Why Nobody Cares the President Is Lying

2/4/17
 
   < < Go Back
 

By CHARLES J. SYKES,

from The New York Times,
2/3/17:

If President Trump’s first tumultuous weeks have done nothing else, at least they have again made us a nation of readers.

As Americans grapple with the unreality of the new administration, George Orwell’s “1984” has enjoyed a resurgence of interest, becoming a surprise best seller and an invaluable guide to our post-factual world.

On his first full day in office Mr. Trump insisted that his inaugural crowd was the largest ever, a baseless boast that will likely set a pattern for his relationship both to the media and to the truth.

At an event marking Black History Month last week, the president took a detour from a discussion of Frederick Douglass — he described the abolitionist as “an example of somebody who’s done an amazing job and is being recognized more and more” — to talk about the press. “A lot of the media is actually the opposition party — they’re so biased,” he said. “So much of the media is the opposition party and knowingly saying incorrect things.”

Mr. Trump understands that attacking the media is the reddest of meat for his base, which has been conditioned to reject reporting from news sites outside of the conservative media ecosystem.

For years, as a conservative radio talk show host, I played a role in that conditioning by hammering the mainstream media for its bias and double standards. But the price turned out to be far higher than I imagined. The cumulative effect of the attacks was to delegitimize those outlets and essentially destroy much of the right’s immunity to false information. We thought we were creating a savvier, more skeptical audience. Instead, we opened the door for President Trump, who found an audience that could be easily misled.

The news media’s spectacular failure to get the election right has made it only easier for many conservatives to ignore anything that happens outside the right’s bubble and for the Trump White House to fabricate facts with little fear of alienating its base.

Unfortunately, that also means that the more the fact-based media tries to debunk the president’s falsehoods, the further it will entrench the battle lines.

In a stunning demonstration of the power and resiliency of our new post-factual political culture, Mr. Trump and his allies in the right media have already turned the term “fake news” against its critics, essentially draining it of any meaning. During the campaign, actual “fake news” — deliberate hoaxes — polluted political discourse and clogged social media timelines.
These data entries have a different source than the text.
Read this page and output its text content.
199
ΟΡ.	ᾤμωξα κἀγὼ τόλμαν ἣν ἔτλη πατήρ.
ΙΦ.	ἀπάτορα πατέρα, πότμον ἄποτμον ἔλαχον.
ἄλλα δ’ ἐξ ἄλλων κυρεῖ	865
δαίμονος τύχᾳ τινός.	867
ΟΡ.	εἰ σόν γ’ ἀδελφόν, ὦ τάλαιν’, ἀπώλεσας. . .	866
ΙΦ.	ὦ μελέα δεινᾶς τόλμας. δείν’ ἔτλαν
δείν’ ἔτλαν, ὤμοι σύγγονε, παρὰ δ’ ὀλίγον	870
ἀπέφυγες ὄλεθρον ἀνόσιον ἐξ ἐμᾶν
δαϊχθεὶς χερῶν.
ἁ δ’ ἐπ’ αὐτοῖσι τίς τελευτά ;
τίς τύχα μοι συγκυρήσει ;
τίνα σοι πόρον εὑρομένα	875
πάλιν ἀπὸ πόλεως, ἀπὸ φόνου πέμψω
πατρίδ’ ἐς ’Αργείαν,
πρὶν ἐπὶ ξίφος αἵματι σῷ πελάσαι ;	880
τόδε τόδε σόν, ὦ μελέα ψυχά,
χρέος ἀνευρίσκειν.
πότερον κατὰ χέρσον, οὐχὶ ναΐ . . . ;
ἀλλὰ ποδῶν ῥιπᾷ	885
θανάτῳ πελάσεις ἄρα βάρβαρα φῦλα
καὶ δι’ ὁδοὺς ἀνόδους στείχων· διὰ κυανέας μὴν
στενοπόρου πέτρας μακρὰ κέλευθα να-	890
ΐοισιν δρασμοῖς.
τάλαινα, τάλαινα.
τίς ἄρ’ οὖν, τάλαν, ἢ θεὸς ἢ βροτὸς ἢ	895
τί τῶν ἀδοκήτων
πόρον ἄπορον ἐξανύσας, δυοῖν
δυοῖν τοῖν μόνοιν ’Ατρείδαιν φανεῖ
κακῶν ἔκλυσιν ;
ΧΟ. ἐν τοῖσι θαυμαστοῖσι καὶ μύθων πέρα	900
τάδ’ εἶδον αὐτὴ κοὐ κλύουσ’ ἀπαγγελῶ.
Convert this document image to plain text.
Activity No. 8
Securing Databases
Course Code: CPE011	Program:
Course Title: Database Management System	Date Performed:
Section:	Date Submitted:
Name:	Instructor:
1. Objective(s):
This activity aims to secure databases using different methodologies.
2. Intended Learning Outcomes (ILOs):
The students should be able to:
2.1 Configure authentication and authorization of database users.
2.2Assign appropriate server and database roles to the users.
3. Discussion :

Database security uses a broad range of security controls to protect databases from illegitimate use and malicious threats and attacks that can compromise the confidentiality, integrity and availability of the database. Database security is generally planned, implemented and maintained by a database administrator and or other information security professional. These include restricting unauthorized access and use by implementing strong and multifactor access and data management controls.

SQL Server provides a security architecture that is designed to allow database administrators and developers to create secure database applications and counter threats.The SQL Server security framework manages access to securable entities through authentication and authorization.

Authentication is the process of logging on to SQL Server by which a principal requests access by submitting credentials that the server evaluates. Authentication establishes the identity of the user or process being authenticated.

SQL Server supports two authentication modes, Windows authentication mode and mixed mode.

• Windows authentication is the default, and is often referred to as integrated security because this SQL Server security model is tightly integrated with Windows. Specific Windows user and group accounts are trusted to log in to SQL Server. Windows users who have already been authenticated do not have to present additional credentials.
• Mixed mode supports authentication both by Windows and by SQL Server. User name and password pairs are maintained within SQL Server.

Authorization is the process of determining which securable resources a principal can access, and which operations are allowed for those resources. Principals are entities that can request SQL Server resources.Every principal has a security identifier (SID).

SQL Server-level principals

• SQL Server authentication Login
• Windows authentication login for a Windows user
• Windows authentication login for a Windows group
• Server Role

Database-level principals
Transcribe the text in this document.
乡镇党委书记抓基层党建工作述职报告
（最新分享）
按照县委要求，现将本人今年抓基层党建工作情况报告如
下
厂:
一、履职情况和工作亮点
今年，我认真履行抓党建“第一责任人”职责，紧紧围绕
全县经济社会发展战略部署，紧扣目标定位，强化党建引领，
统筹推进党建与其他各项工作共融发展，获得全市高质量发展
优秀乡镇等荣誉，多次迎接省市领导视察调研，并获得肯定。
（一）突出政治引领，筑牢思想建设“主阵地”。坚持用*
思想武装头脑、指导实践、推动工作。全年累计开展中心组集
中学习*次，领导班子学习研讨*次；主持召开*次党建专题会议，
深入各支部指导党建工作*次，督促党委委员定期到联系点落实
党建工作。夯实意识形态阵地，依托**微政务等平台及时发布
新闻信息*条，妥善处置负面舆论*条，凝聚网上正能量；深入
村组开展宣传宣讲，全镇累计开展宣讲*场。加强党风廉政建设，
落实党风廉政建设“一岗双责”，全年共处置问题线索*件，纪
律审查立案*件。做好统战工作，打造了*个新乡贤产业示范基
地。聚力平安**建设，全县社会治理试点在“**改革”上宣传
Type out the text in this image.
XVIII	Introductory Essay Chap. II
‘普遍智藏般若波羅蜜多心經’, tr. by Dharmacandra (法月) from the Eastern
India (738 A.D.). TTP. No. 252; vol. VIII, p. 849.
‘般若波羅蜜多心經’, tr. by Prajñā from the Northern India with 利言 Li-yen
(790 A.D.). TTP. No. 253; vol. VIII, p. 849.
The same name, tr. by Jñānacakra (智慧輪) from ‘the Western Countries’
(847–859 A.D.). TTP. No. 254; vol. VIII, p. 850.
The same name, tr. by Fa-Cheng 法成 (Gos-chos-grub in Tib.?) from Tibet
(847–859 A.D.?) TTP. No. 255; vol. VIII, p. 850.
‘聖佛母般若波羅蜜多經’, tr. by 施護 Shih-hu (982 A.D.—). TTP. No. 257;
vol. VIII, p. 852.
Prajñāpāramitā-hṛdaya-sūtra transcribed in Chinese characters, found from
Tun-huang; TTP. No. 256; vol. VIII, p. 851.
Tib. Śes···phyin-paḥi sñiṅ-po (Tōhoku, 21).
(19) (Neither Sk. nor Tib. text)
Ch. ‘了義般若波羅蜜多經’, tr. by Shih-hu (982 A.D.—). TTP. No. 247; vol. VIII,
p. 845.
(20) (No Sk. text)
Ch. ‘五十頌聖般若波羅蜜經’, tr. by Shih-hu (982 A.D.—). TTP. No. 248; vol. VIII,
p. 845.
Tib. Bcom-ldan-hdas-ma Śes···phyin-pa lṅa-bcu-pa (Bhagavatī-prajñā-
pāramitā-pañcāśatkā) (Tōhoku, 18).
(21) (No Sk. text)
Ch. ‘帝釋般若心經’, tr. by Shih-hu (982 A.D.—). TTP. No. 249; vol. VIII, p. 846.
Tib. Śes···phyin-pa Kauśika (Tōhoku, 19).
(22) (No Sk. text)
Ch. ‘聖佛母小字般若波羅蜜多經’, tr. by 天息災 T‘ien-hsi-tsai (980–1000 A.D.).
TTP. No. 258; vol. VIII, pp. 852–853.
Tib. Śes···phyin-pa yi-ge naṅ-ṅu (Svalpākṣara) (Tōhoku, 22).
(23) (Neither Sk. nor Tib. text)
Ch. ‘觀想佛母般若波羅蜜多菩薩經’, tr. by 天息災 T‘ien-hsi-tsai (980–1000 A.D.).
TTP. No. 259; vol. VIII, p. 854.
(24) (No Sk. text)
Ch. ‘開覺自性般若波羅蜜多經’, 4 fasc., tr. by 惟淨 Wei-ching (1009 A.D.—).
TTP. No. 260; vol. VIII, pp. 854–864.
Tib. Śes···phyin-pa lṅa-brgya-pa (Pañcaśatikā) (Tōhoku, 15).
For conservatives, this should have made it clear that something was badly amiss in their media ecosystem. But now any news deemed to be biased, annoying or negative can be labeled “fake news.” Erroneous reports that the bust of the Rev. Dr. Martin Luther King Jr. had been removed from the Oval Office or misleading reports that sanctions against Russia had been lifted will be seized on by Mr. Trump’s White House to reinforce his indictment.

By now, it ought to be evident that enemies are important to this administration, whether they are foreigners, refugees, international bankers or the press.

But discrediting independent sources of information also has two major advantages for Mr. Trump: It helps insulate him from criticism and it allows him to create his own narratives, metrics and “alternative facts.”

All administrations lie, but what we are seeing here is an attack on credibility itself.

The Russian dissident and chess grandmaster Garry Kasparov drew upon long familiarity with that process when he tweeted: “The point of modern propaganda isn’t only to misinform or push an agenda. It is to exhaust your critical thinking, to annihilate truth.”

The conservative media ecosystem — like the rest of us — has to recognize how critical, but also how fragile, credibility is in the Orwellian age of Donald Trump.